L'« usine à stress » - le terme d'Emmanuel Macron pour qualifier Parcoursup en 2022 - tourne à plein régime ce week-end. La première phase s'achève jeudi prochain avec la clôture des vœux. Le président, en campagne pour sa réélection, avait promis d'apaiser ces semaines de réflexion. Tout reste à faire. 83 % des lycéens, selon les propres sondages du ministère de l'Éducation nationale, jugent la procédure anxiogène. Un taux qui ne baisse pas. Moins de la moitié des ados disent qu'elle est transparente et moins d'un sur trois estime qu'elle est juste...

Captant le marché de l'angoisse, les conseillers d'orientation autoproclamés pullulent sur le Web. L'apaisement peut coûter 1 000 euros, avec un accompagnement sur toute l'année. À l'Éducation nationale, on évacue la question. Pas de chiffre, pas d'étude. Le sujet des prestataires privés est absent du rapport annuel sur Parcoursup, qui se borne à évaluer le soutien des parents et du système éducatif. « Contrairement à une idée reçue, les familles qui ont recours aux coachs ne sont pas les plus favorisées, qui connaissent bien le système éducatif, explique le sociologue Alban Mizzi, un expert du sujet. Ce sont des parents mal à l'aise avec les formulaires qui veulent donner une chance à leur enfant de s'élever socialement. Parcoursup cristallise ainsi l'importance du diplôme en France et la peur du déclassement. »

Une plateforme ultra-performante pour le ministère de l'Enseignement supérieur

Drôle de hiatus. Le ministère de l'Enseignement supérieur, lui, s'enorgueillit à juste titre d'avoir bâti une plateforme ultra-performante. L'an dernier, seuls 148 bacheliers sur 617 000 se sont retrouvés sans solution à la rentrée. C'est regrettable, mais c'est peu. Le logiciel déborde d'infos en tout genre sur les 23 000 formations postbac disponibles (+6 000 offres en trois ans !). Les réponses aux candidats sont de plus en plus rapides.

Voilà le paradoxe. Cette profusion est un océan dans lequel beaucoup se noient. « Il y a beaucoup de données en ligne, les élèves ont parfois peur de louper quelque chose ; certains apprécient le challenge, d'autres sont atterrés », raconte Lionnel Trigueros, prof principal en terminale au lycée Joachim-Du Bellay, à Angers, qui consacre une partie de ses vacances à corriger les lettres de motivation.

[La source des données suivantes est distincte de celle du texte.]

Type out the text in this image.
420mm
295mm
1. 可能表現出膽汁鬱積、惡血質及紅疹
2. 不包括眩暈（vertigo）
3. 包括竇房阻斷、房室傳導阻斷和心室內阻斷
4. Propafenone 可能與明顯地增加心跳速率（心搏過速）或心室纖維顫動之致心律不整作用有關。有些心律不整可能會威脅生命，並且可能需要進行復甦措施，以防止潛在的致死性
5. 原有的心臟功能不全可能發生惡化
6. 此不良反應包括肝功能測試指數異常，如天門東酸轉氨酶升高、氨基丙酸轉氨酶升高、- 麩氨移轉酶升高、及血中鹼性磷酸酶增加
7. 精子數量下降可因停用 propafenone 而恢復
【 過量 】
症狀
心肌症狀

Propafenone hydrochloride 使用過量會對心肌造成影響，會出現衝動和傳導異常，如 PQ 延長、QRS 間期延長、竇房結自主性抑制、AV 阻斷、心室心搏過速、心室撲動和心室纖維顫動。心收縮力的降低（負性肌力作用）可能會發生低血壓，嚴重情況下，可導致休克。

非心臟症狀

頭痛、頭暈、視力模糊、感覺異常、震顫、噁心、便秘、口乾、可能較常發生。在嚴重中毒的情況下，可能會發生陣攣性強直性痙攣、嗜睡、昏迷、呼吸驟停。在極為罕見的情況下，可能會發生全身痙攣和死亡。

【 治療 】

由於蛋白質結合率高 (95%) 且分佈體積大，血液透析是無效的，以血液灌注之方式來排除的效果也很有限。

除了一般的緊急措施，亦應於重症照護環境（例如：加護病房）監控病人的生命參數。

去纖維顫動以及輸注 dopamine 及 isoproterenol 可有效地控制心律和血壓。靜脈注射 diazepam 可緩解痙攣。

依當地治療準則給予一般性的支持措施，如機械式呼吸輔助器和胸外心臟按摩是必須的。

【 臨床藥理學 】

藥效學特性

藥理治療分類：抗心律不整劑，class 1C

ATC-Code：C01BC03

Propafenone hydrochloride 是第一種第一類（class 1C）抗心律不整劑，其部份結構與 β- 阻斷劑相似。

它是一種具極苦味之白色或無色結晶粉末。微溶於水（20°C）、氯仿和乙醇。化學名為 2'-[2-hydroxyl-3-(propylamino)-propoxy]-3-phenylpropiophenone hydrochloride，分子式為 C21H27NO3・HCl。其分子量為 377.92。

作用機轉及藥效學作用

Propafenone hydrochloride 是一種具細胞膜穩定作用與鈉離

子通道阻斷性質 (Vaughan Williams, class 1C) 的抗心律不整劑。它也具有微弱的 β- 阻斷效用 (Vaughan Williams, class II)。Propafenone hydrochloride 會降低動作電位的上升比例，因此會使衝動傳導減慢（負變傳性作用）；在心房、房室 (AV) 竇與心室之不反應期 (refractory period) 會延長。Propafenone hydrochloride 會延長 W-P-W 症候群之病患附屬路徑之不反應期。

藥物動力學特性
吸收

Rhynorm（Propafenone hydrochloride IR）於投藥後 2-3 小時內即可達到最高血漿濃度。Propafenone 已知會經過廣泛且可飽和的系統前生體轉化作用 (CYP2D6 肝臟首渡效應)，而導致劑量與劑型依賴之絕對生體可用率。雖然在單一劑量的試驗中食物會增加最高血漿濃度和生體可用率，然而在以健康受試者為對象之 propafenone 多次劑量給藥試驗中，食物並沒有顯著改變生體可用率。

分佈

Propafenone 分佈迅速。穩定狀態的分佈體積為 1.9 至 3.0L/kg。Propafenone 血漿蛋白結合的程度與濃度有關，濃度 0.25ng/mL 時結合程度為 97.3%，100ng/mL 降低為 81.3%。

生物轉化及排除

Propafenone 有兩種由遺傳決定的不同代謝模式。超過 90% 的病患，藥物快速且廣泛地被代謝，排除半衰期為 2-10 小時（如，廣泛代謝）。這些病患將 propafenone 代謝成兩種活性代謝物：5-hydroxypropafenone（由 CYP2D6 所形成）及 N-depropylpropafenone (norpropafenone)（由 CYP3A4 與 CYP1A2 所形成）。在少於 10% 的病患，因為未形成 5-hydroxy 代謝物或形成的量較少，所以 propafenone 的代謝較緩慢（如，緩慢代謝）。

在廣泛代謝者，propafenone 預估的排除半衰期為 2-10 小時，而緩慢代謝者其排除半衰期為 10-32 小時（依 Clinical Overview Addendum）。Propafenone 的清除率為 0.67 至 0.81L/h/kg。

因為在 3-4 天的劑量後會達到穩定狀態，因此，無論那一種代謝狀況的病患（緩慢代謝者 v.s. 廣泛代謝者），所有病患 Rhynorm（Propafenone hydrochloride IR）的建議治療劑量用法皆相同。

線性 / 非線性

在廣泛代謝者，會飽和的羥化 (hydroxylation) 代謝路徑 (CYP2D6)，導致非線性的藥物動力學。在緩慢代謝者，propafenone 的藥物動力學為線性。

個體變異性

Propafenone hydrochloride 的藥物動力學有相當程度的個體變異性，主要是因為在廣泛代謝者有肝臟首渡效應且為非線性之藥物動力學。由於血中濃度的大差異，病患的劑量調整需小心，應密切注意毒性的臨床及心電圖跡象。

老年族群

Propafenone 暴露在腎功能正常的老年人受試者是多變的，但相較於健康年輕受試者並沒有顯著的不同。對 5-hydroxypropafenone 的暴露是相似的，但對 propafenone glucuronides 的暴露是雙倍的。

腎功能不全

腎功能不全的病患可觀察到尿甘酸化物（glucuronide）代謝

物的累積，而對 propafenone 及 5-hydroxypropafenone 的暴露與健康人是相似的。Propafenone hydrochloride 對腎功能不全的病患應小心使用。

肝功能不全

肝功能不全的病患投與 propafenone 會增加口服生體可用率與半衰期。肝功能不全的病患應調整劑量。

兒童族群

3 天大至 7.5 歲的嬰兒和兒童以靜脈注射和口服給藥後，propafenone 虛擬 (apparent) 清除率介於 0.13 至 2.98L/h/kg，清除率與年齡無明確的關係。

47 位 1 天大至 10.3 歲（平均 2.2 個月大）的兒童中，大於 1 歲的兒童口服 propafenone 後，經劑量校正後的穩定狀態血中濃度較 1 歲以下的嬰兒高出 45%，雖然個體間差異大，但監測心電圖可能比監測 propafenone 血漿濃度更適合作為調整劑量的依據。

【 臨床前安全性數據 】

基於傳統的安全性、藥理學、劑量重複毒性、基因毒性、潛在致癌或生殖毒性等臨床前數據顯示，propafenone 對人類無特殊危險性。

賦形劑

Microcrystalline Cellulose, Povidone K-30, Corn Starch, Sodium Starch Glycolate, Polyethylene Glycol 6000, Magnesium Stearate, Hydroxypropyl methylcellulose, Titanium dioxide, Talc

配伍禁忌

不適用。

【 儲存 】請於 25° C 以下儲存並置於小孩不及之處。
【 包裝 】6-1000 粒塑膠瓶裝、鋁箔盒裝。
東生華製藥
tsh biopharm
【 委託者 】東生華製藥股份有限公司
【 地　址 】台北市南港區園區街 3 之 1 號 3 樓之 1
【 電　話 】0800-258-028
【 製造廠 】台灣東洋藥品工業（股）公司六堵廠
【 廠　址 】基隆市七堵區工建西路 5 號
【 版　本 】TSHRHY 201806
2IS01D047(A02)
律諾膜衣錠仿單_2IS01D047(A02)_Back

L'orientation demeure donc le point noir du système. La loi ORE de 2018 avait promis aux élèves de terminale pas moins de 54 heures d'information. Soit deux semaines. Les proviseurs se sont étranglés. Impossible à caser dans les emplois du temps. Dans l'entourage de Nicole Belloubet, ministre de l'Éducation nationale, on concède que le compte n'y est toujours pas. Nul ne sait combien d'heures sont vraiment effectuées... Un rapport d'inspection sur ce sujet est en cours, il sera remis à la ministre d'ici quelques mois. Il est temps. Déjà, en 2020, la Cour des comptes alertait sur un risque de « régression par rapport à la situation préexistante » si l'orientation restait défaillante. Les agents dont c'est le métier, eux, sont trop peu nombreux pour encaisser le choc : on compte un seul conseiller d'orientation - rebaptisé « psy-EN » - pour 1.500 élèves.

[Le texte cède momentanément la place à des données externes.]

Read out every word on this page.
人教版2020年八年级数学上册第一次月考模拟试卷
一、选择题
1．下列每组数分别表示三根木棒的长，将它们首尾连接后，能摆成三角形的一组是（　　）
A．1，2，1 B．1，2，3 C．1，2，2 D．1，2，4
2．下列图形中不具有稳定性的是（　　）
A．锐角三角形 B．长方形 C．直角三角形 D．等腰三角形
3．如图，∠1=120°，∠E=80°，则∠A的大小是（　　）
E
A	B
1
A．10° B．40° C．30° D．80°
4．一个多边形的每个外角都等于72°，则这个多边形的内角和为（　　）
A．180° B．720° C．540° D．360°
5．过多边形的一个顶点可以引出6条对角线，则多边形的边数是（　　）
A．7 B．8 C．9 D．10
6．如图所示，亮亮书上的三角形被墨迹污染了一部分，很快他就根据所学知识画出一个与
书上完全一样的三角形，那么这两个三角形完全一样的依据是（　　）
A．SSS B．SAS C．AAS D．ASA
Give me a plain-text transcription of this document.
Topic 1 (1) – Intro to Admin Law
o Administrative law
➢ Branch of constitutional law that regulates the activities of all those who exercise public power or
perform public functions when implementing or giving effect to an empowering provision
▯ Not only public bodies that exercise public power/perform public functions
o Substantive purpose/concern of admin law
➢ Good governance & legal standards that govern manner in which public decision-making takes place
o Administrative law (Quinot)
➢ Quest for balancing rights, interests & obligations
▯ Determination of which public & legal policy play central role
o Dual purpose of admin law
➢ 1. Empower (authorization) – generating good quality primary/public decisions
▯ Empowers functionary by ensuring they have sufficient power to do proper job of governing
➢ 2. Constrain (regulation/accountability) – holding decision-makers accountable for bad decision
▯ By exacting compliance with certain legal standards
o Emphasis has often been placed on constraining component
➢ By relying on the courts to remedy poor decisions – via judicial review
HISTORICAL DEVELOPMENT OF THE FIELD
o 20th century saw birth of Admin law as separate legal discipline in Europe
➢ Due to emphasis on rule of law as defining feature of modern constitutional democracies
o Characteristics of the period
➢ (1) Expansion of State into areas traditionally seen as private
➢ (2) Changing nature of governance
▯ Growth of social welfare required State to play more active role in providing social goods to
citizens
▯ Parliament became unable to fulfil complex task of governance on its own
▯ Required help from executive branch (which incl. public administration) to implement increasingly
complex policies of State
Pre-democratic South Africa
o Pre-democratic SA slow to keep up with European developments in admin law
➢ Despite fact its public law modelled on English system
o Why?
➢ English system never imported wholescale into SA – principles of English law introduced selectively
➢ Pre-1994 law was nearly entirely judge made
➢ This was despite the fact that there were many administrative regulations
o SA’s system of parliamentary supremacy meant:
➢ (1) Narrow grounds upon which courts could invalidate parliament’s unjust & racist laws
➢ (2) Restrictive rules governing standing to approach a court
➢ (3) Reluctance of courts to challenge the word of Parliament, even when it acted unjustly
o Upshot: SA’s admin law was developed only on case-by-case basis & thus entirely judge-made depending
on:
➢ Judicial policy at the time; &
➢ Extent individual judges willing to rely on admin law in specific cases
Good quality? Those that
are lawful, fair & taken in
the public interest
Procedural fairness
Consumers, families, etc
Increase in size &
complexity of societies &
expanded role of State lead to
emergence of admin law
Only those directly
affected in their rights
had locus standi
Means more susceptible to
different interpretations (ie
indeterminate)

L'« obsession de la note »

D'autant que l'angoisse s'installe tôt. Les familles sont désemparées dès le début de la première, quand les résultats commencent à compter pour la plateforme. « L'enfant doit savoir le plus vite possible ce qu'il veut devenir, et le moindre faux pas le menace de tomber dans une impasse ; c'est une quintessence de l'administration », s'époumone Catherine, mère d'un petit chouchou de 1,80 mètre.

L'« obsession de la note », comme disent les profs, a radicalement changé l'ambiance dans les salles de classe. « Je ne prépare plus des élèves au bac mais à Parcoursup, déplore Étienne Augris, prof d'histoire au lycée international Jeanne-d'Arc à Nancy. Si on met une mauvaise note, ce qui a une valeur éducative, certains n'hésitent plus à nous accuser de plomber le dossier de leur enfant. »

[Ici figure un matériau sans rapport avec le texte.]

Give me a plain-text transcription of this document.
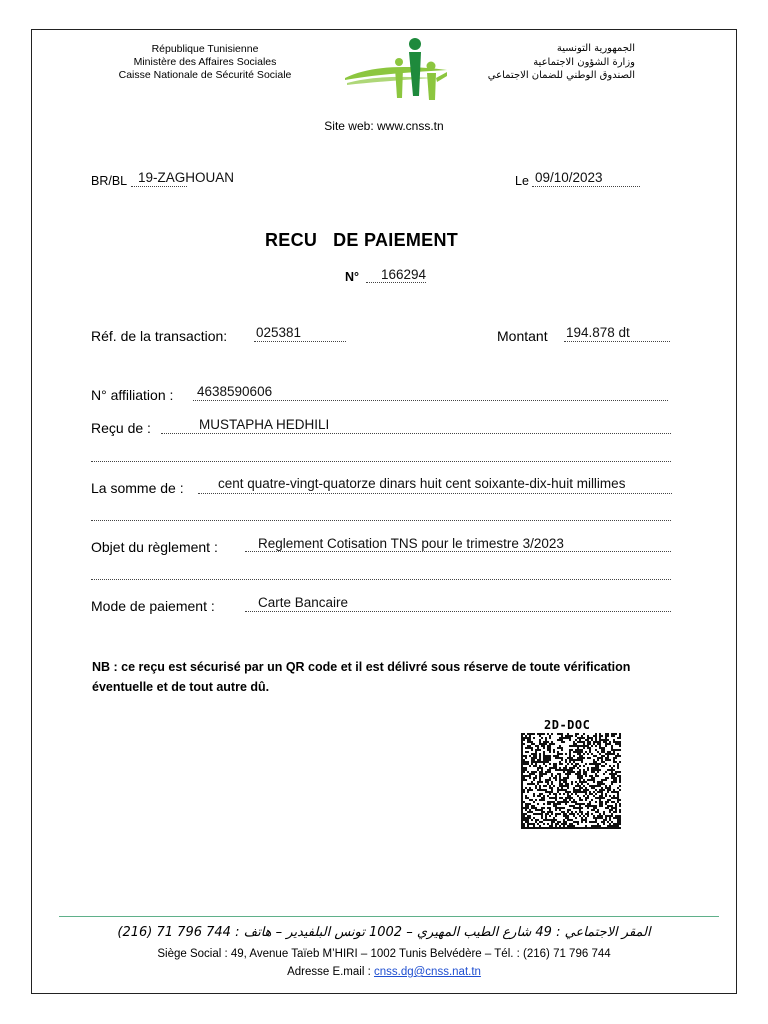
République Tunisienne
Ministère des Affaires Sociales
Caisse Nationale de Sécurité Sociale
الجمهورية التونسية
وزارة الشؤون الاجتماعية
الصندوق الوطني للضمان الاجتماعي
Site web: www.cnss.tn
BR/BL 19-ZAGHOUAN	Le 09/10/2023
RECU   DE PAIEMENT
N° 166294
Réf. de la transaction: 025381	Montant 194.878 dt
N° affiliation : 4638590606
Reçu de :	MUSTAPHA HEDHILI
La somme de :	cent quatre-vingt-quatorze dinars huit cent soixante-dix-huit millimes
Objet du règlement :	Reglement Cotisation TNS pour le trimestre 3/2023
Mode de paiement :	Carte Bancaire
NB : ce reçu est sécurisé par un QR code et il est délivré sous réserve de toute vérification éventuelle et de tout autre dû.
2D-DOC
المقر الاجتماعي : 49 شارع الطيب المهيري – 1002 تونس البلفيدير – هاتف : 744 796 71 (216)
Siège Social : 49, Avenue Taïeb M’HIRI – 1002 Tunis Belvédère – Tél. : (216) 71 796 744
Adresse E.mail : cnss.dg@cnss.nat.tn
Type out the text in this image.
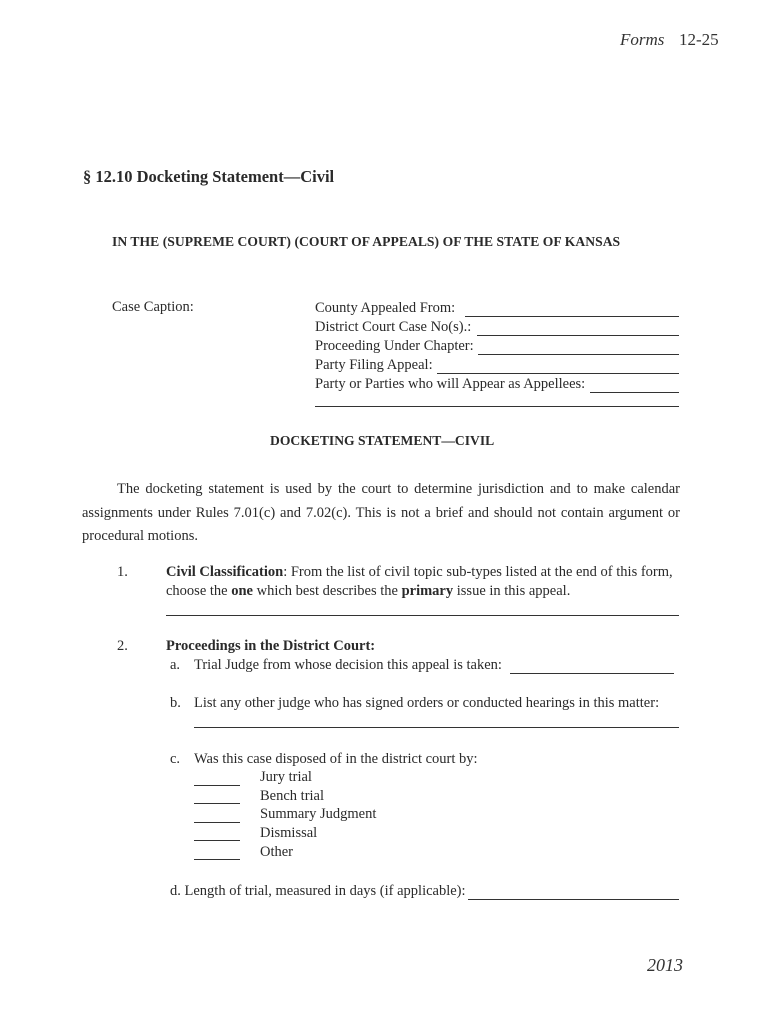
Forms 12-25
§ 12.10 Docketing Statement—Civil
IN THE (SUPREME COURT) (COURT OF APPEALS) OF THE STATE OF KANSAS
Case Caption:	County Appealed From:
District Court Case No(s).:
Proceeding Under Chapter:
Party Filing Appeal:
Party or Parties who will Appear as Appellees:
DOCKETING STATEMENT—CIVIL
The docketing statement is used by the court to determine jurisdiction and to make calendar assignments under Rules 7.01(c) and 7.02(c). This is not a brief and should not contain argument or procedural motions.
1.	Civil Classification: From the list of civil topic sub-types listed at the end of this form,
choose the one which best describes the primary issue in this appeal.
2.	Proceedings in the District Court:
a. Trial Judge from whose decision this appeal is taken:
b. List any other judge who has signed orders or conducted hearings in this matter:
c. Was this case disposed of in the district court by:
Jury trial
Bench trial
Summary Judgment
Dismissal
Other
d. Length of trial, measured in days (if applicable):
2013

Je ne prépare plus des élèves au bac mais à Parcoursup

Étienne Augris, prof d'histoire

Résultat, certains ados préfèrent sécher un contrôle pour éviter une copie médiocre - ou préserver la bonne note du devoir précédent. Le ministère a dû sévir devant la recrudescence des cas. « Les parents sont déstabilisés par le contexte, observe Jérôme Teillard, surnommé "Monsieur Parcoursup", haut fonctionnaire fort respecté et rompu à la com sur les réseaux sociaux pour mobiliser les jeunes. Le lycée et l'enseignement supérieur qu'ils ont connus n'existent plus. Il y a une adaptation à faire. » Le baccalauréat, dont l'obtention est désormais quasi assurée, a perdu son ancienne fonction, celle d'un sésame vers la vie d'adulte.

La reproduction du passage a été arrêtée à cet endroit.